Saturday, March 8, 2014
By Jim Fitzgerald and Tom Hays
The Associated Press
(Continued from page 1)
In this photo taken on Dec. 1, Metro North Railroad engineer William Rockefeller is wheeled on a stretcher away from the area where the commuter train he was operating derailed in the Bronx borough of New York.
The Associated Press
He added: "Once the NTSB is done with their investigation and Billy is finished with his interview, it will be quite evident that there was no criminal intent with the operation of his train."
Gov. Andrew Cuomo said Tuesday the engineer could be faulted for the train's speed if nothing else.
"Certainly, we want to make sure that that operator is disciplined in an appropriate way. There's such a gross deviation from the norm," he said.
Steven Harrod, a University of Dayton professor who studies transportation, said that trains typically don't have a speed or cruise control but a power control, and once it's set a train can pick up speed on its own because of the terrain.
"Thus, if the engineer loses attention, the train can gain speed without intervention," Harrod said. "The power control could have been set" as the train left a station, "and then forgotten by the engineer."
In case of an engineer becoming incapacitated, the train's front car was equipped with a "dead man's pedal" that must be depressed or else the train will automatically slow down.
Trains also can have alarms, sometimes called alerters, which sound if the operators' controls haven't been moved within a certain timeframe. If an engineer doesn't respond, often by pressing a button, brakes automatically operate. But the Metro-North train that derailed didn't have such a system, according to Marjorie Anders, a spokeswoman for Metro-North's parent, the Metropolitan Transportation Authority.

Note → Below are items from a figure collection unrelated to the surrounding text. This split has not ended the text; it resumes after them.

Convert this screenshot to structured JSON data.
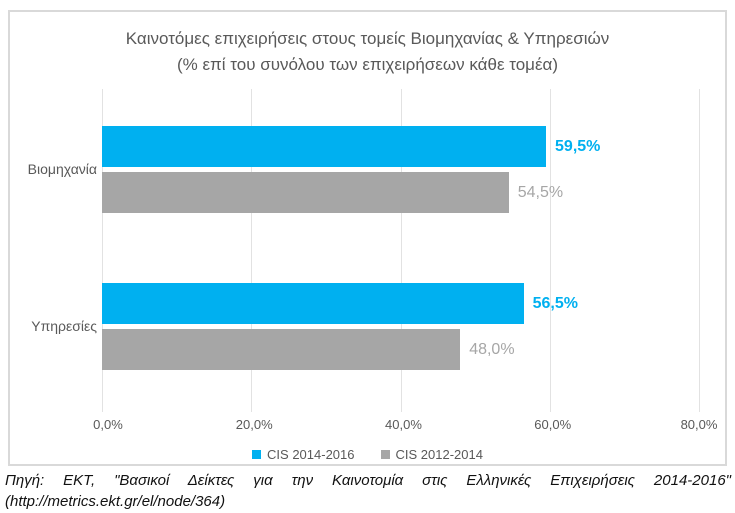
{
  "title": {
    "line1": "Καινοτόμες επιχειρήσεις στους τομείς Βιομηχανίας & Υπηρεσιών",
    "line2": "(% επί του συνόλου των επιχειρήσεων κάθε τομέα)"
  },
  "chart_data": {
    "type": "bar",
    "orientation": "horizontal",
    "title": "Καινοτόμες επιχειρήσεις στους τομείς Βιομηχανίας & Υπηρεσιών (% επί του συνόλου των επιχειρήσεων κάθε τομέα)",
    "categories": [
      "Βιομηχανία",
      "Υπηρεσίες"
    ],
    "series": [
      {
        "name": "CIS 2014-2016",
        "color": "#00B0F0",
        "values": [
          59.5,
          56.5
        ],
        "labels": [
          "59,5%",
          "56,5%"
        ]
      },
      {
        "name": "CIS 2012-2014",
        "color": "#A6A6A6",
        "values": [
          54.5,
          48.0
        ],
        "labels": [
          "54,5%",
          "48,0%"
        ]
      }
    ],
    "xlim": [
      0,
      80
    ],
    "x_ticks": [
      "0,0%",
      "20,0%",
      "40,0%",
      "60,0%",
      "80,0%"
    ],
    "grid": true,
    "legend_position": "bottom"
  },
  "colors": {
    "series_1": "#00B0F0",
    "series_2": "#A6A6A6",
    "title_text": "#595959",
    "axis_text": "#595959",
    "gridline": "#E2E2E2",
    "frame_border": "#D9D9D9"
  },
  "source": {
    "line1": "Πηγή: ΕΚΤ, \"Βασικοί Δείκτες για την Καινοτομία στις Ελληνικές Επιχειρήσεις 2014-2016\"",
    "line2": "(http://metrics.ekt.gr/el/node/364)"
  }
}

Regardless, "neither of those two methodologies is truly a fail-safe approach," said Grady Cothen, a former Federal Railroad Administration safety official. Congress has ordered commuter and freight railroads to install technology called positive train control — which uses electronics to monitor trains' positions and speed and stop derailments and other problems — by the end of 2015.
Rockefeller, 46 and married with no children, has worked for the railroad for 15 years and has been an engineer for 10, according to Weener. Rockefeller lives in a well-kept house on a modest rural road in Germantown, N.Y., about 40 miles south of Albany.
He started as a custodian at Grand Central Terminal, then monitored the building's fire alarms and other systems, and ultimately became an engineer.
"He was a stellar employee. Unbelievable," said his former supervisor, Michael McLendon, who retired from the railroad about a year ago.
McLendon said he was stunned when he heard about the crash, shortly after opening his mail to find a Christmas card from Rockefeller and his wife.
"I said, 'Well, I can't imagine Billy making a mistake,'" McLendon said. "Not intentionally, by any stretch of the imagination."
Rockefeller's work routine had recently changed. He had begun running that route on Nov. 17, two weeks before the wreck, Anders said.
Bottalico said Rockefeller was familiar with the route and qualified to run it.
Bruno Lizzul, an MTA machinist who met Rockefeller when they both worked at Grand Central around 2000, described the engineer as honest, hard-working and helpful — so much so that he took it upon himself to show up and help Lizzul renovate his home ahead of a baby's arrival.
"He went the extra yard. He just decided to extend himself to me," Lizzul said.
Lizzul said Rockefeller was very serious about his work: "He would not do anything to upset anybody or in any way cause harm."
Meanwhile, crews were rebuilding the damaged track. Officials expect 98 percent of service to be restored to the affected line Wednesday, Cuomo said.